CHAPTER XV CURIOSITIES OF THE AIR
Until the summer of 1911, the longest model aeroplane flights officially recorded in America remained under 300 feet. From England meanwhile came disquieting reports of 1,000 foot flights and better, made by a number of aeroplanes. A comparison of the best American and English models showed that, both as regards form and workmanship, American boys were holding their own against their English cousins, and utterly failed to account for the much greater distance qualities of the foreign models.
In July, 1911, the American distance record was suddenly jumped to 1,691 feet, 6 inches, by Cecil Peoli of New York. The model used had been flown in the regular indoor meets for very much shorter distances. This sensational advance in the distance record was made at an outdoor tournament at Van Courtland Park, New York City. Of the thirty-four models entered for the contest, including the familiar models built by Percy Pierce, H. Watkins and others, several showed a similar increase in distance qualities. The model aeroplanes were the same as had flown but 200 feet indoors, their rubber motors exerted no more power than before, the pitch of the propellers remained unchanged.
What then is the secret of the suddenly acquired distance qualities? Evidently the difference lies in the quality of the air the little ships navigate. It is commonly said that the air indoors is dead as contrasted to the live air found out-of-doors. The variation in the quality and movement of the air forms a very interesting study which no aviator can afford to neglect. To the actual navigator of the air this study is just as important as life and death, while to the designer even of model aeroplanes it is of course of vital importance.
Although the composition of the air and its behavior under various conditions has been the subject of scientific examination for centuries, "it is only within the past few years that it has been studied with the idea of bringing it under control. The long painstaking experiments of Langeley and Lilienthal, referred to in the previous volume, for determining the resistance of the air and its effect on the surface of the aeroplane, opened a new field of scientific research. Within the past few years, even months, the advancement in our knowledge of the air has been greater, it is safe to say, than in the previous century.

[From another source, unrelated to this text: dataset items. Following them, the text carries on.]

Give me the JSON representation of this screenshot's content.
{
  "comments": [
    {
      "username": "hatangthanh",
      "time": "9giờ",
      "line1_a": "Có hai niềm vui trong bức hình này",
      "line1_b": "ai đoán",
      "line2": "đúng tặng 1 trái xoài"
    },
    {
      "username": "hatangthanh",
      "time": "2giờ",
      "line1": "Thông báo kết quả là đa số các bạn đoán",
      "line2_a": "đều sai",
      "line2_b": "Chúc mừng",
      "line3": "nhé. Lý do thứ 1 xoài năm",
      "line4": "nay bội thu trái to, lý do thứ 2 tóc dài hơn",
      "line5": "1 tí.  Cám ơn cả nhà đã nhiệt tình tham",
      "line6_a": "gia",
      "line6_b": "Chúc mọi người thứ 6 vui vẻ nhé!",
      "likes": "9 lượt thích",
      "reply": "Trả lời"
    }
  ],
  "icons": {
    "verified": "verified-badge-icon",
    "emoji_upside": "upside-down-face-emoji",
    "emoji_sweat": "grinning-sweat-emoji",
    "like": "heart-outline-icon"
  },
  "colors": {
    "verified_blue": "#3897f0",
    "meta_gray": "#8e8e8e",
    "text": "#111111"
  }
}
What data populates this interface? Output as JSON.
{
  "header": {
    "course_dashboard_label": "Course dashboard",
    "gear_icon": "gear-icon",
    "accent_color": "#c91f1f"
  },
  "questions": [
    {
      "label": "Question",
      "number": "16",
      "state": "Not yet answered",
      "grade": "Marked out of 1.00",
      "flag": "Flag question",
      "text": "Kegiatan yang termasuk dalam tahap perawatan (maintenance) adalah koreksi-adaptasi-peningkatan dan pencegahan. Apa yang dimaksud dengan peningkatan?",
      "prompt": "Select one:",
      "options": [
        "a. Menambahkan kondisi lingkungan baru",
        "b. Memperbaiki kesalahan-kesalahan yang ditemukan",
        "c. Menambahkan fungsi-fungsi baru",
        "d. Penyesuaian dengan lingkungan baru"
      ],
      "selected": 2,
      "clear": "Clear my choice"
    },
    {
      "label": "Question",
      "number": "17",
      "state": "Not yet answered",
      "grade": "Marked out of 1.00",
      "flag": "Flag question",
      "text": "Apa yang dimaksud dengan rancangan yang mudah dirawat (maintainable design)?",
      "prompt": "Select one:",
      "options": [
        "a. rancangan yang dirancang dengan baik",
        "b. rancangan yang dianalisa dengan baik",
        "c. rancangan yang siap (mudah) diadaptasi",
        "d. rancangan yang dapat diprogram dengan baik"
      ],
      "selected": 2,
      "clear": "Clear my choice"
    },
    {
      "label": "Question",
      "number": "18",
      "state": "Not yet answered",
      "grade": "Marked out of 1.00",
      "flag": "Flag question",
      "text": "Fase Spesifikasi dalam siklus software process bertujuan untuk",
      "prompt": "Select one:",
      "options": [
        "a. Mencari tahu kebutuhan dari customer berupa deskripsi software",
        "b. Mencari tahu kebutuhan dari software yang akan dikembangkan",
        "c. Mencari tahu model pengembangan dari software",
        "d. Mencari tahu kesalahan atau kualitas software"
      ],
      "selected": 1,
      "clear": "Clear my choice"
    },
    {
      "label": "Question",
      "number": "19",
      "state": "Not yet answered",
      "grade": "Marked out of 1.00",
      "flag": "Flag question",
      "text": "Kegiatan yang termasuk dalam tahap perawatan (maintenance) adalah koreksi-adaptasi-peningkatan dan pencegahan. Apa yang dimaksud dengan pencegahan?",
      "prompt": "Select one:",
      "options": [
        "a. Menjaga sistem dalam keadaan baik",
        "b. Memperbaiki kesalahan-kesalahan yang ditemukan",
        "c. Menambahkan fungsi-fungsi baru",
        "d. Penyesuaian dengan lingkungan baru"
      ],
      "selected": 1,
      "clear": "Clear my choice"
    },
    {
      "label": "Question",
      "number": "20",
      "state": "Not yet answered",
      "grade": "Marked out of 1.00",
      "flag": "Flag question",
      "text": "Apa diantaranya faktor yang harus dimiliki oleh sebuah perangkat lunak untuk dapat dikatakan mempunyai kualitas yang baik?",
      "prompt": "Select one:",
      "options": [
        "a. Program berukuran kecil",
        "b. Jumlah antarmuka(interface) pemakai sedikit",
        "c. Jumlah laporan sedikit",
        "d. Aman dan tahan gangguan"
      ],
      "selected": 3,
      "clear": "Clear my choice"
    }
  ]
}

It is not generally realized by the laymen how rapid has been the development of "aerology," nor how practical are the results obtained. There have already been established in Germany three scientifically equipped stations for observing air conditions for the benefit of aeronauts, just as the weather bureau observes weather conditions and informs ships at sea of approaching storms. One of these, established by Dr. Polis at Aachen, is now in operation. In addition to this the Public Weather Service Stations of Germany have been equipped recently with the necessary apparatus for making daily observations of the upper air for the special benefit for aerial navigators.
The resistance offered by the air to the passage of an air ship of any type depends upon its density. The air is obviously an exceedingly variable medium, as capricious as quicksilver, as both the sky pilot and the flyer of model aeroplanes have learned. The density and therefore the resistance depends upon the temperature, the pressure and the state of equilibrium. We are in the habit of thinking of density and pressure as affecting enormous volumes or areas miles in extent, such as are reported in the weather forecasts from day to day. To an extent these same conditions are found changing within a few feet. It is this tendency to rapid change of conditions which makes the problem of stability in aeronautics so baffling.

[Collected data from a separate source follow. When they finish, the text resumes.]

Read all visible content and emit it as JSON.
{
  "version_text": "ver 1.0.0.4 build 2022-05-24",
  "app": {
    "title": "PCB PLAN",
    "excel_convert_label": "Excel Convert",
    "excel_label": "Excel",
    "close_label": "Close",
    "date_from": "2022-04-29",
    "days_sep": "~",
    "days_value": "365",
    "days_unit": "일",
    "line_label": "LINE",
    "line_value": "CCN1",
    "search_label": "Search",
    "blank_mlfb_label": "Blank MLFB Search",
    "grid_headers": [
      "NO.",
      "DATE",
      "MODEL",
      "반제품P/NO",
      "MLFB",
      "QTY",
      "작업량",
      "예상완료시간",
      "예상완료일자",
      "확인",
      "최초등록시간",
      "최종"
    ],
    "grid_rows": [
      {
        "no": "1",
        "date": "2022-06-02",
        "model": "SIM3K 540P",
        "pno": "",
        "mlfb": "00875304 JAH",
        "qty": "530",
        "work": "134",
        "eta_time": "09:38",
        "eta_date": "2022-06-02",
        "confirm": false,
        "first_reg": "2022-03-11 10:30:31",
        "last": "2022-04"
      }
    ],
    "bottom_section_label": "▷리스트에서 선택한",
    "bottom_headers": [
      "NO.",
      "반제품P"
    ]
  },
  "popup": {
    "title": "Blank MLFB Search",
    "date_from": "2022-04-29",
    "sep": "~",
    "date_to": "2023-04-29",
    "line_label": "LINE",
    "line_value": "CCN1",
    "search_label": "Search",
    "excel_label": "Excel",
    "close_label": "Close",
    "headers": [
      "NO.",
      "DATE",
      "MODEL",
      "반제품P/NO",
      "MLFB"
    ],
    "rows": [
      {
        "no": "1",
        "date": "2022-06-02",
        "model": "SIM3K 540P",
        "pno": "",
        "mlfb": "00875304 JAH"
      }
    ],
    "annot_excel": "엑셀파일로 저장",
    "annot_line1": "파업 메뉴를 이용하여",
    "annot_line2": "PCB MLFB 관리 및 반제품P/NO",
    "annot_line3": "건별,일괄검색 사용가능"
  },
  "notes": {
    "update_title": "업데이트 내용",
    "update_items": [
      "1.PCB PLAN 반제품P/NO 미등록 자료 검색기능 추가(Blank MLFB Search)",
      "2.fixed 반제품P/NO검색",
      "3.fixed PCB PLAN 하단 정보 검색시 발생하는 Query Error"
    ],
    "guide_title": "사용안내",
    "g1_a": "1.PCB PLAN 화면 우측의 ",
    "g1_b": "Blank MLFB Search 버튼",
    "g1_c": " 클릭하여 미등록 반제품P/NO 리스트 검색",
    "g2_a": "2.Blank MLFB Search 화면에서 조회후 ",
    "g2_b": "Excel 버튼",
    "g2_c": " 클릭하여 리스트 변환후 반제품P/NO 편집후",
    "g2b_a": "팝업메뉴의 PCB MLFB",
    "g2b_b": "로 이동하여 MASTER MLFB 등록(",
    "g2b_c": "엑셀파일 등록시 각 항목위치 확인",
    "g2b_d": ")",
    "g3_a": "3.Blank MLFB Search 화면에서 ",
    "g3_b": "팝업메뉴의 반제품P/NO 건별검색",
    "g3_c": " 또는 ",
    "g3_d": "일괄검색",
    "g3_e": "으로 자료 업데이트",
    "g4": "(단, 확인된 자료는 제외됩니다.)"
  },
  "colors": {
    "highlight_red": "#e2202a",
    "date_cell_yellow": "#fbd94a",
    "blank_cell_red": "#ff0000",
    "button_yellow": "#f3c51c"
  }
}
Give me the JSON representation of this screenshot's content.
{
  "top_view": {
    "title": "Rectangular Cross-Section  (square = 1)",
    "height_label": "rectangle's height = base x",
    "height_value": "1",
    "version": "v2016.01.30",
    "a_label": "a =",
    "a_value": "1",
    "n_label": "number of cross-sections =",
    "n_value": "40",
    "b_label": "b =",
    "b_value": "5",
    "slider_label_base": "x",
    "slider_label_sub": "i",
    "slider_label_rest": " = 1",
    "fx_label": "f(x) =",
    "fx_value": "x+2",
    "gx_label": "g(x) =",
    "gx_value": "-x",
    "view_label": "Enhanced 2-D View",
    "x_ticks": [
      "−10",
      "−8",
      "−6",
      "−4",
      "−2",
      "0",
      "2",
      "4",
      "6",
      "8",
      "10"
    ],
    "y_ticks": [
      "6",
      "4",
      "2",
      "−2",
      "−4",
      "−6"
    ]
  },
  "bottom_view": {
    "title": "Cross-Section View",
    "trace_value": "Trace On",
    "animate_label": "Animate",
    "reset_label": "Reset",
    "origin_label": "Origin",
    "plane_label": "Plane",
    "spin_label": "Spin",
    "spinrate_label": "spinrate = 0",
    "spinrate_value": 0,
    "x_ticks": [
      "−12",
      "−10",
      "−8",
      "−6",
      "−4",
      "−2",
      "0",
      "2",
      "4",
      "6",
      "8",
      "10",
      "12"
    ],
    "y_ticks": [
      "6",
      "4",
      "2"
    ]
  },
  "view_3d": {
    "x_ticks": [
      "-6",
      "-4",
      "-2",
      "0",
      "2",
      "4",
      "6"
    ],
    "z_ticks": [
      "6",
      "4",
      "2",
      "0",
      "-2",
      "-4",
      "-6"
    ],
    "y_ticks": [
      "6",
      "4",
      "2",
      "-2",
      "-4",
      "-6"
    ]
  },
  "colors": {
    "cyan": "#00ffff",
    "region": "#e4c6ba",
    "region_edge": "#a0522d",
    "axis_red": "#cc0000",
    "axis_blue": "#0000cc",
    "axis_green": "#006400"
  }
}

The pressure upon an aeroplane, whether a man-carrying machine or a model, varies considerably between the level of the seashore and the top of a mountain. An aeroplane in rising from the level of the sea for several thousand feet therefore meets new and unexpected conditions. The density is reduced fully one-half at an altitude of 18,000 feet, and since aeroplanes have risen more than 10,000 feet this must be taken into consideration. Even at a height of 300 feet, which is often reached by aeroplanes in flight, the difference in the pressure calls for skilful manipulation on the part of the sky pilot.
The density varies again according to the temperature. Let an aviator suddenly run into a hot or a cold strait of air and the pressure upon his planes will instantly change. The effect of temperature must be taken into consideration by any one flying model aeroplanes. It may happen that a draft of cool or of hot air, by changing the pressure on the planes, will throw a model aeroplane out of balance and mar an otherwise promising flight. A difference of a few degrees of temperature will often affect a very sensitive model. The only way to combat this is of course to build your model with the greatest possible stability.
The presence of high buildings or other violent inequalities will also affect the density of the air and in turn the pressure exerted on the wings of an aeroplane. Among aviators it is generally believed that a great city is one of the most dangerous possible objects to fly above. In the case of New York with its many sky-scrapers, for instance, the danger is vastly increased. Even in the open country the presence of a deep valley or other depression will so affect the density of the atmosphere that an aeroplane is likely to be drawn down from its course. These areas are known among aviators as "pockets," and are often large enough to swallow up a large man-carrying craft, at times with disastrous effects. The chance of your model aeroplane running into such a pocket is of course considerable.